Democratic reaction to the House GOP budget also made it difficult for Conrad and other fiscally conservative Democrats to take on entitlement reforms recommended by the president’s National Commission on Fiscal Responsibility and Reform. Conrad served on the panel and supported its work.

In May, Conrad had trouble getting all 12 Democratic members of the Budget Committee to back an earlier draft of the budget, which included a 3 percent surtax on millionaires pushed by Sen. Bernie Sanders (I-Vt.). With the 11 Republicans on the panel set to vote against it, Conrad needed a unanimous vote among Democrats to pass the measure. But the surtax needed to win over Sanders alienated others, including Sens.
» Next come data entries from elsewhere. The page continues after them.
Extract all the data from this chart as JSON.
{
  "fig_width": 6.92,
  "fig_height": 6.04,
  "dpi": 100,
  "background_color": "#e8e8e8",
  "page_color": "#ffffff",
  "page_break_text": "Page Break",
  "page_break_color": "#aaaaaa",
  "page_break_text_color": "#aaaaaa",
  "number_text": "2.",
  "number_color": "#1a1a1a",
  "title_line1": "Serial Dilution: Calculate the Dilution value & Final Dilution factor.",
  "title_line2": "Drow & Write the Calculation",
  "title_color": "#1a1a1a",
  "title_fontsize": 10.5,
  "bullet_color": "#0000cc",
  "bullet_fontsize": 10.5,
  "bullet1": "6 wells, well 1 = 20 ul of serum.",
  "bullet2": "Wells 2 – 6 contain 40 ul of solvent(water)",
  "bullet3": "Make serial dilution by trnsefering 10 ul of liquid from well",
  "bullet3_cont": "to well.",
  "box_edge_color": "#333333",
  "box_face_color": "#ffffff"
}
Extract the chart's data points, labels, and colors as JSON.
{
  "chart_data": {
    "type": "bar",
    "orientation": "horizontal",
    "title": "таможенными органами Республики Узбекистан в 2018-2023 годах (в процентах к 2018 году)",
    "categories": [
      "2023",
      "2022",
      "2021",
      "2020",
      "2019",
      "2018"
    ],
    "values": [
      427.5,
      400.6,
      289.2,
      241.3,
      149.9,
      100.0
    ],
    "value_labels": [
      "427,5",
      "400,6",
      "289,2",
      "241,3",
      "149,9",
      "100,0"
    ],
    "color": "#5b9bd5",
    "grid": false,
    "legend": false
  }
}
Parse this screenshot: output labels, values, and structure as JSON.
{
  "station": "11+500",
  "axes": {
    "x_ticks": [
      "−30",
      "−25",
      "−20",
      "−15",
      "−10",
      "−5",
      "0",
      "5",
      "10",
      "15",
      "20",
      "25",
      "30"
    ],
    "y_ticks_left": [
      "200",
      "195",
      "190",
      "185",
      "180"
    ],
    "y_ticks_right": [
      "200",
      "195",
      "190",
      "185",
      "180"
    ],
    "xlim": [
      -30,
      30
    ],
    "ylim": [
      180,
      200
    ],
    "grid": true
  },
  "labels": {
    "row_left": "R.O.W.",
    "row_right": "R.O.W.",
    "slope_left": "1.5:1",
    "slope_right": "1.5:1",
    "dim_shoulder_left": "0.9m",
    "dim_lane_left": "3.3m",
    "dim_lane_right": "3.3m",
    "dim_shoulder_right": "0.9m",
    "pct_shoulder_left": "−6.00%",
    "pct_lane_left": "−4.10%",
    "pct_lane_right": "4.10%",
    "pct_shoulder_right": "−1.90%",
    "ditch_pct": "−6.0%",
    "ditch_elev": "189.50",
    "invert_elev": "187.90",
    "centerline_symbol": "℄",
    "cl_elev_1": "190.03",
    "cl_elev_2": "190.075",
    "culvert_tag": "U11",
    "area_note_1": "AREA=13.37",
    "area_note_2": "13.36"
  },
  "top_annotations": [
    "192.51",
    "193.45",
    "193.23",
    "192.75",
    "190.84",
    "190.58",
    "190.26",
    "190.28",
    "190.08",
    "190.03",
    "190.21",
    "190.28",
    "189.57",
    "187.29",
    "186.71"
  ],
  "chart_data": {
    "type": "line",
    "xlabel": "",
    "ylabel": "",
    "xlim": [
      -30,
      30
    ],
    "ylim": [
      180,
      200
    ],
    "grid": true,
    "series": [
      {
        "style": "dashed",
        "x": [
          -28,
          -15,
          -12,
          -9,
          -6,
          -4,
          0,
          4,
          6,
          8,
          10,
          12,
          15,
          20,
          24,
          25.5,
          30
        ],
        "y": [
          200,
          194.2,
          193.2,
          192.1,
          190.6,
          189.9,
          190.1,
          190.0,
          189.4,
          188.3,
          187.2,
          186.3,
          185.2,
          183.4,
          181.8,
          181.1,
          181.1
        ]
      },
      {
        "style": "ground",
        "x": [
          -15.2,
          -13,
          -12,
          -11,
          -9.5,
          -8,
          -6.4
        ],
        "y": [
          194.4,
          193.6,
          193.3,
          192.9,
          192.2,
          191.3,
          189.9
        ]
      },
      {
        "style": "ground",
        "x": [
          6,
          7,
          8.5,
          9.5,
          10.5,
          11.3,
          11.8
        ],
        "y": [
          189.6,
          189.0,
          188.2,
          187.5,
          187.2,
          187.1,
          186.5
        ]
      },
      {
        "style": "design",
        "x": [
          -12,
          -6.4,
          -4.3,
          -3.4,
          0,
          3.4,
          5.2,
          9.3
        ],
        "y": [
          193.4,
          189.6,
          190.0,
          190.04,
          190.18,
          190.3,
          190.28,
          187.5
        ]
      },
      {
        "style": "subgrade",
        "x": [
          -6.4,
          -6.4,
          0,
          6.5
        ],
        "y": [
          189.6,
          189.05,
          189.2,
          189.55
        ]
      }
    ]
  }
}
Mark Begich (Alaska) and Bill Nelson (Fla.).

The Democrats met behind closed doors until they worked out their differences, and they unveiled their product Monday.

Under the current proposal, the deficit would be cut by $4 trillion over 10 years, which is $50 billion more than the House GOP budget. The plan would reduce the deficit to 1.3 percent of gross domestic product, a marked decline from the 9.3 percent of GDP for the current fiscal year.

Conrad’s budget would also ramp down spending to 23 percent of GDP, down from 24 percent currently, and freeze it at 22 percent through the rest of the decade.